Jumlah golongan putih (Golput) dalam pemilihan umum yang selalu tinggi membuat mahasiswa pasca sarjana Ilmu Komunikasi FISIP Universitas Brawijaya Malang prihatin.

Untuk itu, mereka melakukan gerakan santri anti Golput, yang nanti akan dilakukan di seluruh pondok pesantren, khususnya di  wilayah Malang Raya.“Kita harapkan dengan adanya kampanye ini bisa menekan angka Golput. Bahkan, bisa mengalahkan calon pemenang,” kata Muhammad Irfan Anshori, Ketua Gerakan Santri Anti Golput, Jumat (17/1/2014).

Dia membeber data yang dimiliki terkait dengan jumlah Golput selama Pemilu sebelumnya. Baik itu Pilkada, Pileg, Pilgub maupun Pilpres. Menurut dia, rata-rata dari tiap Pemilu, jumlah Golput berkisar 35 hingga 40 persen.

Sedangkan sasaran sosialisasi selama ini, yang dilakukan penyelenggara Pemilu tidak ada yang baru. Seharusnya, tandas dia,  KPU sebagai penyelenggara melihat tempat-tempat strategis lainnya, yang mampu meningkatkan angka partisipasi pemilih.

Masih menurut dia, Ponpes memiliki potensi yang besar untuk menekan angka Golput. Mengingat jumlah santri di seluruh Indonesia mencapai 3,65 juta orang. Mereka   tersebar di 25 ribu pondok pesantren.

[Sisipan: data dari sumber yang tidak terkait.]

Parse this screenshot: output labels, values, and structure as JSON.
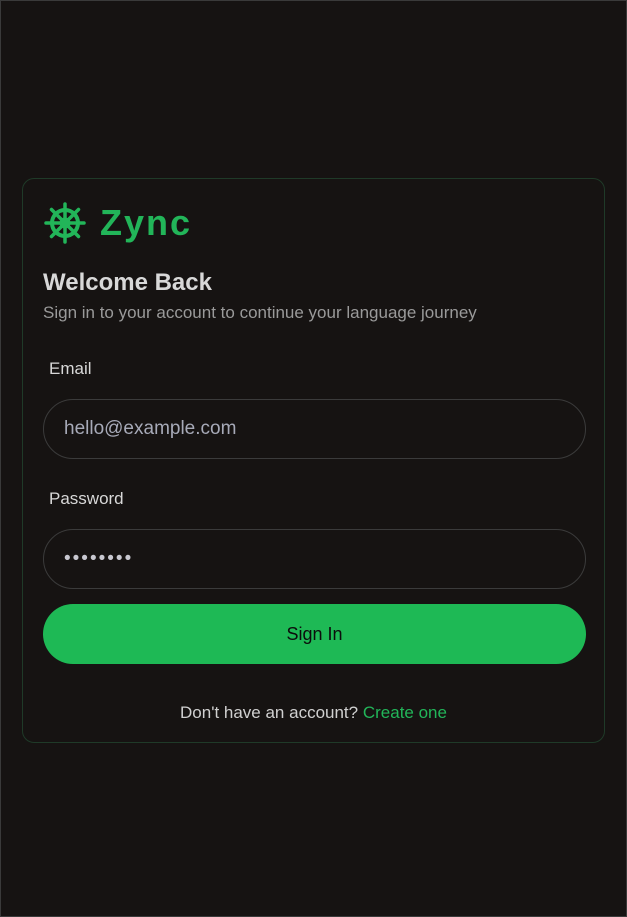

“Bayangkan, satu santri mampu mengajak dua orang saja untuk nyoblos, maka akan ada 10 juta lagi  suara yang terselamatkan. Ini saya kira sangat strategis,” tuturnya saat meluncurkan Gerakan Santri Ani Golput itu.

 

Irfan menegaskan, program yang baru pertama kali digagas di Indonesia tersebut, murni kegiatan sosial. untuk membantu “Kami hanya mengarahkan santri untuk menyampaikan hak pilihnya, bukan untuk mengarahkan memilih salah satu calon atau partai,” tegas dia.

Kegiatan tersebut sudah dilakukan di beberapa pesantren. Bahkan para santri nanti akan dinobatkan menjadi Laskar Anti Golput untuk membantu sosialisasi. “Kami juga sosialisasikan hal tersebut  melalui media sosial,” pungkas pria asal Jember ini.